Congress Writes to the Canadians
When American troops captured Fort Ticonderoga and Crown Point and gained control of Lake Champlain, they basically gained control of the main gateway to Canada. The Canadians could understandably be nervous that the Americans would invade — and then, who knew what would happen? To try and calm their fears, keep them friendly, and encourage them to join the American cause, the Continental Congress wrote an official letter “To the oppressed Inhabitants of Canada”:
FRIENDS AND COUNTRYMEN,
Alarmed by the designs of an arbitrary Ministry, to extirpate the Rights and liberties of all America, a sense of common danger conspired with the dictates of humanity, in urging us to call your attention, by our late address, to this very important object.

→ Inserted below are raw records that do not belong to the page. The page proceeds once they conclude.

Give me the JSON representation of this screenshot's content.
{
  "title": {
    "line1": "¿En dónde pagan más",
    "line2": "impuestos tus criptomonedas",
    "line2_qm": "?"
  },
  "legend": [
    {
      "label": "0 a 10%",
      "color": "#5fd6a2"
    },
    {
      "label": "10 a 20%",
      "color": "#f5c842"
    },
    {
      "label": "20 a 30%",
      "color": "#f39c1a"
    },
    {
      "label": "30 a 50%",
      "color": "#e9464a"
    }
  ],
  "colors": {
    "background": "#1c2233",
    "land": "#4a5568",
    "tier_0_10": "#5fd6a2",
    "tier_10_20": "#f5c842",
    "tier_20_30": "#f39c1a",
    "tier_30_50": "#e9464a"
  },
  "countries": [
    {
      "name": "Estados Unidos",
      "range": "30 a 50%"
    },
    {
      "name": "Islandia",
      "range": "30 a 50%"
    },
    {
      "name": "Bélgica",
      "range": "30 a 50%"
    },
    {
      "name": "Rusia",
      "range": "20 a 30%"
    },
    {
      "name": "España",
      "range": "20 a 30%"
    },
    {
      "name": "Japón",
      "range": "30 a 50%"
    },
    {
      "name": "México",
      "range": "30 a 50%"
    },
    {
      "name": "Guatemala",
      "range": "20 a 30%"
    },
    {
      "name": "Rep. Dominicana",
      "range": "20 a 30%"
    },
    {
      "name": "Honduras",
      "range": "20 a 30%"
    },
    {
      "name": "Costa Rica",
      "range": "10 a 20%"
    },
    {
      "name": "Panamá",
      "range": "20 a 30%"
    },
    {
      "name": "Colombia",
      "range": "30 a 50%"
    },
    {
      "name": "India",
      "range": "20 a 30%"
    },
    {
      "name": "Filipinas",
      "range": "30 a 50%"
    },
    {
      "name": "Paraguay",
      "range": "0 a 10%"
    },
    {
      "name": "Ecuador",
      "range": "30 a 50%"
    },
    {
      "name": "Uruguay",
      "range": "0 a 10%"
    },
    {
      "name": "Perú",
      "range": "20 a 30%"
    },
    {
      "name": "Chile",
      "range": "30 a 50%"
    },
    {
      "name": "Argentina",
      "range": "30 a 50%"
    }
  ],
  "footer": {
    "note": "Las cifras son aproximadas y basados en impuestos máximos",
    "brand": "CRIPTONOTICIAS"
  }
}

Since the conclusion of the late war [the French and Indian War], we have been happy in considering you as fellow-subjects, and from the commencement of the present plan for subjugating the continent, we have viewed you as fellow-sufferers with us. As we were both entitled by the bounty of an indulgent creator to freedom, and being both devoted by the cruel edicts of a despotic administration, to common ruin, we perceived the fate of the protestant and catholic colonies to be strongly linked together, and therefore invited you to join with us in resolving to be free, and in rejecting, with disdain, the fetters of slavery, however artfully polished….
By the introduction of your present form of government, or rather present form of tyranny, you and your wives and your children are made slaves….it is impossible to conceive to what variety and to what extremes of wretchedness you may, under the present establishment, be reduced….
We, for our parts, are determined to live free, or not at all; and are resolved, that posterity shall never reproach us with having brought slaves into the world.
Permit us again to repeat that we are your friends, not your enemies, and be not imposed upon by those who may endeavour to create animosities. The taking the fort and military stores at Ticonderoga and Crown-Point, and the armed vessels on the lake, was dictated by the great law of self-preservation….you may rely on our assurances, that these colonies will pursue no measures whatever, but such as friendship and a regard for our mutual safety and interest may suggest….
We yet entertain hopes of your uniting with us in the defence of our common liberty….
Journals of the Continental Congress, 2:68-70
Congress ordered that the letter be translated into French, and that 1,000 copies be printed and sent to Canada.
To say that the Canadians had been made slaves was rather an exaggeration. Congress was trying whatever way they could to get the Canadians to join with them, or at least not to fight against them. They could definitely use the Canadians as allies, and they certainly didn’t want them as enemies.